Spicy noodles with ginger & fresh vegetables *jb
4 Servings
Ingredients
Quantity | Ingredient | |
---|---|---|
2 | Carrots, peeled | |
1 | large | Zucchini |
3 | Green onions | |
1 | tablespoon | Vegetable oil |
4 | tablespoons | Matchstick-size strips fresh ginger |
3 | teaspoons | Chopped garlic |
1 | teaspoon | Oriental sesame oil |
1¼ | cup | Water |
1 | cup | Canned unsweetened coconut milk |
1 | tablespoon | Reduced-sodium soy sauce |
1½ | teaspoon | Thai red curry paste |
9 | ounces | Somen noodles |
½ | cup | Finely chopped toasted peanuts |
½ | cup | Finely chopped fresh mint leaves |
Directions
Cut carrots, zucchini and green onions into matchstick-size strips.

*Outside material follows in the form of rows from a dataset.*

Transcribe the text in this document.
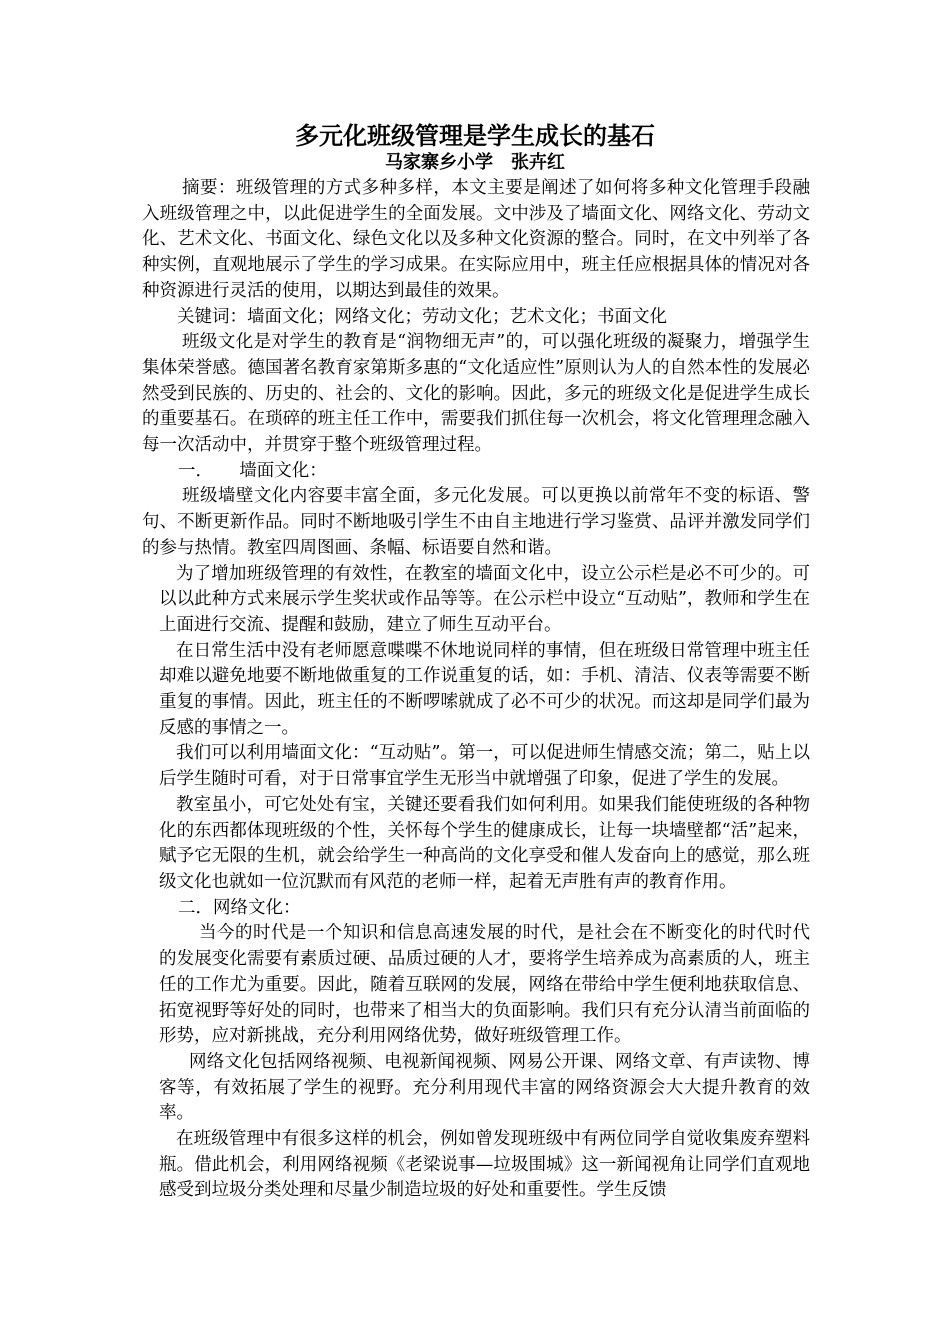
多元化班级管理是学生成长的基石
马家寨乡小学　张卉红

摘要：班级管理的方式多种多样，本文主要是阐述了如何将多种文化管理手段融入班级管理之中，以此促进学生的全面发展。文中涉及了墙面文化、网络文化、劳动文化、艺术文化、书面文化、绿色文化以及多种文化资源的整合。同时，在文中列举了各种实例，直观地展示了学生的学习成果。在实际应用中，班主任应根据具体的情况对各种资源进行灵活的使用，以期达到最佳的效果。

关键词：墙面文化；网络文化；劳动文化；艺术文化；书面文化

班级文化是对学生的教育是“润物细无声”的，可以强化班级的凝聚力，增强学生集体荣誉感。德国著名教育家第斯多惠的“文化适应性”原则认为人的自然本性的发展必然受到民族的、历史的、社会的、文化的影响。因此，多元的班级文化是促进学生成长的重要基石。在琐碎的班主任工作中，需要我们抓住每一次机会，将文化管理理念融入每一次活动中，并贯穿于整个班级管理过程。

一．　　墙面文化：

班级墙壁文化内容要丰富全面，多元化发展。可以更换以前常年不变的标语、警句、不断更新作品。同时不断地吸引学生不由自主地进行学习鉴赏、品评并激发同学们的参与热情。教室四周图画、条幅、标语要自然和谐。

为了增加班级管理的有效性，在教室的墙面文化中，设立公示栏是必不可少的。可以以此种方式来展示学生奖状或作品等等。在公示栏中设立“互动贴”，教师和学生在上面进行交流、提醒和鼓励，建立了师生互动平台。

在日常生活中没有老师愿意喋喋不休地说同样的事情，但在班级日常管理中班主任却难以避免地要不断地做重复的工作说重复的话，如：手机、清洁、仪表等需要不断重复的事情。因此，班主任的不断啰嗦就成了必不可少的状况。而这却是同学们最为反感的事情之一。

我们可以利用墙面文化：“互动贴”。第一，可以促进师生情感交流；第二，贴上以后学生随时可看，对于日常事宜学生无形当中就增强了印象，促进了学生的发展。

教室虽小，可它处处有宝，关键还要看我们如何利用。如果我们能使班级的各种物化的东西都体现班级的个性，关怀每个学生的健康成长，让每一块墙壁都“活”起来，赋予它无限的生机，就会给学生一种高尚的文化享受和催人发奋向上的感觉，那么班级文化也就如一位沉默而有风范的老师一样，起着无声胜有声的教育作用。

二．网络文化：

当今的时代是一个知识和信息高速发展的时代，是社会在不断变化的时代时代的发展变化需要有素质过硬、品质过硬的人才，要将学生培养成为高素质的人，班主任的工作尤为重要。因此，随着互联网的发展，网络在带给中学生便利地获取信息、拓宽视野等好处的同时，也带来了相当大的负面影响。我们只有充分认清当前面临的形势，应对新挑战，充分利用网络优势，做好班级管理工作。

网络文化包括网络视频、电视新闻视频、网易公开课、网络文章、有声读物、博客等，有效拓展了学生的视野。充分利用现代丰富的网络资源会大大提升教育的效率。

在班级管理中有很多这样的机会，例如曾发现班级中有两位同学自觉收集废弃塑料瓶。借此机会，利用网络视频《老梁说事—垃圾围城》这一新闻视角让同学们直观地感受到垃圾分类处理和尽量少制造垃圾的好处和重要性。学生反馈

Heat vegetable oil in large skillet over high heat. Add 2 tablespoons ginger and 1½ teaspoons garlic; saute until fragrant, 30 seconds.
Add carrots, zucchini, half of green onions and sesame oil; saute 2 minutes. Add remaining ginger and garlic; saute until vegetables are crisp-tender, about 1 minute longer. Using slotted spoon, transfer vegetables to bowl.
Reduce heat to medium. Add 1 ¼ cups water, coconut milk, soy sauce and curry paste to same skillet. Stir until smooth. Simmer until sauce is reduced to 1 ¼ cups, about 6 minutes. Add sauteed vegetables and remaining onions.
Meanwhile, cook somen in large pot of boiling salted water until just tender, about 2 minutes. Drain. Transfer to large bowl. Add vegetable mixture. Toss to coat. Sprinkle nuts and mint over.